A Rare Case of Concurrent Glomerulonephritis and Autoimmunity

Session Information

Category: Glomerular Diseases

  • 1202 Glomerular Diseases: Immunology and Inflammation


  • Sabescumar, Janany Jansy, University of Rochester, Rochester, New York, United States
  • Grewal, Rickinder, University of Rochester, Rochester, New York, United States
  • Choung, Hae Yoon Grace, University of Rochester, Rochester, New York, United States

We report a rare case of necrotizing and crescentic glomerulonephritis in the setting of Streptococcus mitis bacteremia.

Case Description

A sixty-one year old man with a history of hypertension, hyperlipidemia, and non-insulin-dependent diabetes presented to the emergency room with progressive lower extremity edema and dyspnea with tea-colored frothy urine. Initial workup revealed bilateral pulmonary edema and acute kidney injury with a serum creatinine of 1.84 mg/dL (0.8 mg/dL 6 months prior) with 9.18 grams proteinuria and an active urine sediment. He was initially diuresed for decompensated heart failure but further workup revealed hypocomplementemia and positive ANCA/proteinase-3 (PR3) antibody. A kidney biopsy revealed membranous glomerulonephritis (MGN) with focal endocapillary proliferative features and focal crescents with fibrinoid necrosis with positive PLA2R immunostaining and serum PLA2R IgG antibody testing revealing a titer of 1:2560. An echocardiogram revealed reduced left ventricular ejection fraction with a mobile aortic valve vegetation. Blood cultures obtained on admission ultimately grew Streptococcus mitis and he underwent aortic valve repair. Despite completion of a full antibiotic course, his creatinine remained impaired with nephrotic-range proteinuria and elevated serum PLA2R titers. Repeat renal biopsy revealed membranous glomerulonephritis and he was started on immunosuppression for treatment of PLA2R-associated MGN.

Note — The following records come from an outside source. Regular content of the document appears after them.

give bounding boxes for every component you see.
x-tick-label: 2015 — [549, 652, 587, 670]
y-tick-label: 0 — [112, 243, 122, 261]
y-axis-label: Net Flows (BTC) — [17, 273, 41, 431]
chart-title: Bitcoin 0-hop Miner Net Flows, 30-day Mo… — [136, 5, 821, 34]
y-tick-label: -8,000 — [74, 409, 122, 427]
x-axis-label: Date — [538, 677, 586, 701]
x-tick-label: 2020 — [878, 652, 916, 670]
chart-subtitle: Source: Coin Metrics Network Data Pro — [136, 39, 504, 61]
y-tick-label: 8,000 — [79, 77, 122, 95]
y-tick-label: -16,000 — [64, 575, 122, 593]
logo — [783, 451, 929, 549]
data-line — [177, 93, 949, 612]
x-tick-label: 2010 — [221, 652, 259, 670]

Peri-infectious PLA2R-associated MGN and ANCA-associated glomerulonephritis appears to be a rare. While his proliferative ANCA-mediated glomerulonephritis was likely related to the infectious endocarditis, the relationship to the PLA2R-positive MGN remains unclear. We hypothesize that host immune response to infectious agents lead to an autoimmune process resulting in glomerulonephritis. It is possible that in addition to a genetic predisposition (“first hit”), a “second hit” which begins with activation of the innate immune response by an infectious agent leading to autoimmunity through various mechanisms including defective immune regulation, molecular mimicry, epitope spreading, and autoantigen complementarity.